The highest value in Jewish law is life. If the illustrations in Pernkopf can save a life or alleviate suffering, Grodin said, “most rabbis would not just permit using it but say it was mandatory” — as long as physicians and educators remember its origins and pay respect to those who were killed to create it. “Every time someone uses one of these pictures, they need to say where it came from,” said Polak, who survived the Bergen-Belsen concentration camp as a child.
Scholars not involved in Mackinnon’s case agree. “Not every utilization of Nazi-generated data or information is morally out of bounds,” bioethicist Arthur Caplan of New York University wrote in a commentary on the Surgery paper. “This case makes clear that at least a narrow use of tertiary information — paintings of bodies — is morally defensible. If direct, immediate, and substantial patient benefit is being sought from the use of existing information, and if there is no better resource available, then the demands of beneficence create a presumption of use.”

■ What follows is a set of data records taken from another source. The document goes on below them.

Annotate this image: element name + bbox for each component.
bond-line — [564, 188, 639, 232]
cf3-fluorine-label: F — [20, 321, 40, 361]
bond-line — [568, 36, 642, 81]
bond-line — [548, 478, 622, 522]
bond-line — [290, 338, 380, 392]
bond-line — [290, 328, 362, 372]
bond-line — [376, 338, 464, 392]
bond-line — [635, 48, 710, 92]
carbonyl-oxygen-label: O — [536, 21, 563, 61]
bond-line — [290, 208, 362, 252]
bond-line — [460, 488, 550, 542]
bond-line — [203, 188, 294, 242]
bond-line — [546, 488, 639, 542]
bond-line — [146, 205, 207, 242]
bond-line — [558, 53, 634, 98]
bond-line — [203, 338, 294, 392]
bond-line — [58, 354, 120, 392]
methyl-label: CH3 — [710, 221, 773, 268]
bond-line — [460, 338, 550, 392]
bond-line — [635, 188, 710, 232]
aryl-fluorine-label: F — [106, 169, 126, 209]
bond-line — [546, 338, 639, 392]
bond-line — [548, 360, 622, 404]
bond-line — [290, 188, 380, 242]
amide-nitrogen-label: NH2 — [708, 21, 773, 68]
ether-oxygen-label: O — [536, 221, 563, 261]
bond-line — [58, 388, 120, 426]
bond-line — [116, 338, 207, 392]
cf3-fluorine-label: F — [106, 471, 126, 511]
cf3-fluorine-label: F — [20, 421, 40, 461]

That does not settle the debate over the Pernkopf atlas, however. After a series of corporate takeovers, the plates now belong to scientific publisher Elsevier. When Hildebrandt visited its Munich headquarters in March, and was shown many of the originals, she asked the company to let the Medical University of Vienna display them as part of an exhibition on the Nazi horrors and their lasting influence in medicine. Elsevier is still considering that request, but “lawyers are involved,” Polak said. Elsevier spokesman Tom Reller told STAT, however, that “we’ve decided the pictures should not be published further or lent or donated.”

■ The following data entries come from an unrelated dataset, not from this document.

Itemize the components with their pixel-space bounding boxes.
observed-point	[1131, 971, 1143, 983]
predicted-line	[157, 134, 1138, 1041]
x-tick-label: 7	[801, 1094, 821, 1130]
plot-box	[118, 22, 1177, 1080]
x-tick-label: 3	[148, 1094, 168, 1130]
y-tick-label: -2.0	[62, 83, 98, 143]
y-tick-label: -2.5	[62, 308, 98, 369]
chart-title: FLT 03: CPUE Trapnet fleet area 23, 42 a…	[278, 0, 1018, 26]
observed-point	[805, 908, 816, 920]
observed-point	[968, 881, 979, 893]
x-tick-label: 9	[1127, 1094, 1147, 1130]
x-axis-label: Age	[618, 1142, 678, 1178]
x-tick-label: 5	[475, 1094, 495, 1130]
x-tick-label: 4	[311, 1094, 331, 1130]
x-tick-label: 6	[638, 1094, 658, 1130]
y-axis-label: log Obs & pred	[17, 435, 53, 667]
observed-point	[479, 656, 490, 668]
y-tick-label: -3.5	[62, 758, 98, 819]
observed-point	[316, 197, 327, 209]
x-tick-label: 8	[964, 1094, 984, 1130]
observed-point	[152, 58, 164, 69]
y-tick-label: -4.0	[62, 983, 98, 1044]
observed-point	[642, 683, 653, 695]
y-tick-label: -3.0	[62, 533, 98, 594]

As for Mackinnon’s patient, she recovered fully and was pain-free for the first time in years. During the usual preoperative discussions about the risks of surgery, Mackinnon didn’t think to ask how the patient would feel if her surgeons consulted a work of Nazi medicine to help them, nor did the surgeon tell the patient afterward that she had consulted Pernkopf. The outside scholars weren’t asked whether it is morally imperative to do so.
“We never thought about it,” said Grodin, who has studied survivors of Dr. Josef Mengele’s experiments at Auschwitz. But informing patients, he said, is a logical next step as scholars continue to grapple with the Nazis’ medical legacy.